Syrie: Pompeo « optimiste » sur la possibilité que Turcs et Kurdes soient « protégés »
Les Etats-Unis sont « optimistes » sur la possibilité que les Kurdes syriens soient protégés malgré le retrait américain de Syrie, tout en garantissant aux Turcs « le droit à défendre leur pays des terroristes », a déclaré samedi à Abou Dhabi le secrétaire d’Etat américain Mike Pompeo.
« Nous sommes confiants sur la possibilité d’arriver à ce double objectif », a-t-il dit aux journalistes qui l’accompagnent dans sa tournée au Moyen-Orient. Mike Pompeo s’est entretenu samedi par téléphone avec son homologue turc Mevlut Cavusoglu.
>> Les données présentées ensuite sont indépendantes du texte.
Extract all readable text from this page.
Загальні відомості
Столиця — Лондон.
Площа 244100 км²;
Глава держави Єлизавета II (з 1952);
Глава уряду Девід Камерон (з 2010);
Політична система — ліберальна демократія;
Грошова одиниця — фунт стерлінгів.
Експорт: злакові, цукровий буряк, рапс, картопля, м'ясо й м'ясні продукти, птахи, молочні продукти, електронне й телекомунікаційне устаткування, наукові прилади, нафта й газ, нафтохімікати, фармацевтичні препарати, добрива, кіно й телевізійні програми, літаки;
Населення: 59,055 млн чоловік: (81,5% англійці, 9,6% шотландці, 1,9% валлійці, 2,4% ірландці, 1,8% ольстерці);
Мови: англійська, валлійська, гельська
L’annonce en décembre du retrait des militaires américains déployés en Syrie pour combattre l’organisation Etat islamique (EI) a été saluée par la Turquie mais a fragilisé la situation des combattants kurdes qui ont lutté aux côtés des Etats-Unis contre le groupe djihadiste.
Le président turc Recep Tayyip Erdogan menace en effet de lancer une offensive militaire dans le nord de la Syrie pour chasser ces combattants, membres de la milice Unités de protection du peuple (YPG) que la Turquie considère comme des « terroristes ». Depuis, Mike Pompeo a dit vouloir s’assurer que « les Turcs ne massacrent pas les Kurdes », et Washington a même fait de leur protection une condition du retrait américain, suscitant la colère d’Ankara.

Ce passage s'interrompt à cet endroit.